In the fight to preserve health care, we have to lay our bodies on the line

WASHINGTON (RNS) —When Capitol police drew my hands behind my back and took me into custody for protesting Sen. Mitch McConnell’s now-failed health care bill on Capitol grounds, I was certain my arrest, and that of the 10 other clergy and activists who stood beside me, was necessary.

In the fight to ensure that more than 20 million Americans don’t lose the lifesaving care they so desperately need, people of faith have to be willing to lay their bodies on the line.

Moral leaders from coast to coast are taking extraordinary means to ensure that Congress does not repeal the Affordable Care Act entirely and delay implementation of a new, yet-to-be-drafted law, the so-called “repeal-and-delay” strategy.

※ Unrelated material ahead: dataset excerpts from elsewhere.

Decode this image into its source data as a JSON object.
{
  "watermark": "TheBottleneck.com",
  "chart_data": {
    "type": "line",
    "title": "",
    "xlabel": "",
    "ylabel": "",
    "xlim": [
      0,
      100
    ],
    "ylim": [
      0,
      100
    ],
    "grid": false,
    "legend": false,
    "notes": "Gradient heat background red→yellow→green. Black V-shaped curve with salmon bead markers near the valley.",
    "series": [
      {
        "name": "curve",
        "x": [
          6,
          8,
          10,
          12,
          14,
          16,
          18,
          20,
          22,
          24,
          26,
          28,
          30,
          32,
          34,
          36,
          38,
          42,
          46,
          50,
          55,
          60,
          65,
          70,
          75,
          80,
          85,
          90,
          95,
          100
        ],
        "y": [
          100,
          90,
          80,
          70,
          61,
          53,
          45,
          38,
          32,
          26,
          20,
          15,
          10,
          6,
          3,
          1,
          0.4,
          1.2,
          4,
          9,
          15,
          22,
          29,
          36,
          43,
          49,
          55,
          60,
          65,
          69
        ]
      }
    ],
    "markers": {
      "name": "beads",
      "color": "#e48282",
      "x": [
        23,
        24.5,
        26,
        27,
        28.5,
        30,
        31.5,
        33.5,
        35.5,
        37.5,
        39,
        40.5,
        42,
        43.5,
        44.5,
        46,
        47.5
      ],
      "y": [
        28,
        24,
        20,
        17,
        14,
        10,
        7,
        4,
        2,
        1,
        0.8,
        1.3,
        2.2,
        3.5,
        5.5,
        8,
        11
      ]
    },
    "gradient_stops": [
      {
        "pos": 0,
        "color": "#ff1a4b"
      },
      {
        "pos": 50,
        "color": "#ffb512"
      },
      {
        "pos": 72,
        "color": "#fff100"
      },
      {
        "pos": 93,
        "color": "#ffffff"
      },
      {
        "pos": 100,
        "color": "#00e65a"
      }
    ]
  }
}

A half-mile-long column of civil rights demonstrators — including many clergy — crosses the Edmund Pettus Bridge on March 7, 1965. Religion News Service archive photo

Nonviolent civil disobedience was used during the civil rights movement of the 1960s to usher in a new era of justice for African-Americans who had been too long denied. Nonviolent disruptors such as the Rev. Martin Luther King Jr., Diane Nash, Ella Baker and Ralph Abernathy literally demanded to be heard.

We know that civil disobedience is not just an organizing tactic from a bygone era. It is our prophetic duty.

After last week’s arrest for “crowding, obstructing or incommoding,” according to Capitol Hill Police, I was reminded of four things that I must do as a person of faith:

1. I cannot sit in a pew on Sunday morning only to forget that Jesus said, “Take up your cross and follow me.”

As a white woman with health insurance, I could hide behind the law, the pulpit or my desk and do advocacy as usual. But I refuse. It is time to start agitating. Our democracy is failing when it allows a death bill to move forward unwanted by the majority of American people, paid for by corporate lobbyists and rammed through without debate and without dialogue.